Kavanaugh has, in other words, telegraphed his opposition to Roe. Presuming he is confirmed—and he very likely will be—the Supreme Court will weaken Roe to the point that states can restrict or even outlaw abortion in any manner they wish. Once states can regulate abortion without clear constitutional limits, prosecutors will be unleashed to target whomever they want.

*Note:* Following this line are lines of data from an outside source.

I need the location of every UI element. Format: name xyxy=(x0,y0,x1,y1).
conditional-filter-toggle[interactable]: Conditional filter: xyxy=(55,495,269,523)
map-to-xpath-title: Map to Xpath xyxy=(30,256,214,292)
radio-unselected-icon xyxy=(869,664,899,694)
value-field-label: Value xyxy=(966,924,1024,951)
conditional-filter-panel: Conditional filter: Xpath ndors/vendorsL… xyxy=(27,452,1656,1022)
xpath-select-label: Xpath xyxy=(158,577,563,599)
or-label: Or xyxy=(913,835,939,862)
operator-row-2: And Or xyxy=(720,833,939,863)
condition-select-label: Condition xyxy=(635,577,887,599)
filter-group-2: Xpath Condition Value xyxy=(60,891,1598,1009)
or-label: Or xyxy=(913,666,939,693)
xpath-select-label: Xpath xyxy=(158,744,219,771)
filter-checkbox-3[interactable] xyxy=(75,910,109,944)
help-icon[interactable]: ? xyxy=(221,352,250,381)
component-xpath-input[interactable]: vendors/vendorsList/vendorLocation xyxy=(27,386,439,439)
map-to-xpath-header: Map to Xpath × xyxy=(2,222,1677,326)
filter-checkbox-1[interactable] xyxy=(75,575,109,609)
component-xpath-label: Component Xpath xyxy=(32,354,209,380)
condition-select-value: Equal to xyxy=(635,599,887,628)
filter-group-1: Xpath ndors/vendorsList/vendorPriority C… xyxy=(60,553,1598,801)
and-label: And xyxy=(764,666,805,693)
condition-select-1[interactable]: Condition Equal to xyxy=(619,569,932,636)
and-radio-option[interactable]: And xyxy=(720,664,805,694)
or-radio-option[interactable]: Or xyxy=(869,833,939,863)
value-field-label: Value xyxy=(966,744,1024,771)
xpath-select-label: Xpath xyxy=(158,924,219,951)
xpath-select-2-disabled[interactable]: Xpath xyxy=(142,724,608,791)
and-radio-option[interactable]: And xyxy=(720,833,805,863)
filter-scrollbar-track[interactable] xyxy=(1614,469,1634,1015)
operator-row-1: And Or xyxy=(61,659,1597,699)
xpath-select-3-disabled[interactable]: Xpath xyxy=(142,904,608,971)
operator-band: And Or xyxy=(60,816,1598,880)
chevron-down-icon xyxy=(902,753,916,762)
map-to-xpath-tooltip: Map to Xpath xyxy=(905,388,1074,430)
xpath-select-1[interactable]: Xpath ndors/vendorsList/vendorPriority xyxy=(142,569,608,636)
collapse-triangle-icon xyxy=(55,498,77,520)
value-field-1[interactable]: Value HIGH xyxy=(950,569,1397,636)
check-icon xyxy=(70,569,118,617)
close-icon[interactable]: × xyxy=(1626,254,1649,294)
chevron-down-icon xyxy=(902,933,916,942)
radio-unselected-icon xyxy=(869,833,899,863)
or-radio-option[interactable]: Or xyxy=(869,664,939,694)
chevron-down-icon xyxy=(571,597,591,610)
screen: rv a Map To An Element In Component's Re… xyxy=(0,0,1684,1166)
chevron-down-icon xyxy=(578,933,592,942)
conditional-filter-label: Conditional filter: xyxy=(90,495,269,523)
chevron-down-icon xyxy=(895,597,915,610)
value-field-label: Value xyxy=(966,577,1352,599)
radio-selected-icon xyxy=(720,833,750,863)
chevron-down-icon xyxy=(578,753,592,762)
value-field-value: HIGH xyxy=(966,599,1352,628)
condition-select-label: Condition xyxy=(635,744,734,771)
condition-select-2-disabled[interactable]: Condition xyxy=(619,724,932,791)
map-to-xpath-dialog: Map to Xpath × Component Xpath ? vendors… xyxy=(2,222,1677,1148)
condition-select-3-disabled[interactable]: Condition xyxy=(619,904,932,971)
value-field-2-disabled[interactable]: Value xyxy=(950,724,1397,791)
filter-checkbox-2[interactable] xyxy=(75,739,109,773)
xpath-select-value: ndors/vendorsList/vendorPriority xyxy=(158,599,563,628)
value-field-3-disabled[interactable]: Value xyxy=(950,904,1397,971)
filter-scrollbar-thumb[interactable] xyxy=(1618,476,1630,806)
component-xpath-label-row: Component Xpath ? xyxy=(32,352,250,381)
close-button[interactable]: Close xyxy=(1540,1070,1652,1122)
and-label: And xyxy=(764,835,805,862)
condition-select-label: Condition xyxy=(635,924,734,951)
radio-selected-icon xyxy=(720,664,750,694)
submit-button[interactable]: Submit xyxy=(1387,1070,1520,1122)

“Before Roe, there was no organized, synchronized, digitized anti-choice movement,” Donna Crane, the former NARAL official, told me. “There was no system for finding these cases, bringing them to prosecutors, and putting political pressure on district attorneys to prosecute. We have all that now, and I would expect prosecutions to multiply if Roe fell.”
I asked Crane whether she was heartened by the widespread rejection of Trump’s improvised assertion that “there has to be some form of punishment” for women who abort. She told me she was not. “The anti-choice side was horrified, because they engage in the convenient political fiction that any woman who wants an abortion has been duped by society and culture,” Crane said. “But that’s an untenable position. Trump didn’t misspeak. He stumbled into the truth.”
Correction, July 31, 2018: This piece originally misidentified Donna Crane as the director of government relations at NARAL Pro-Choice America. She is NARAL’s former director of government relations.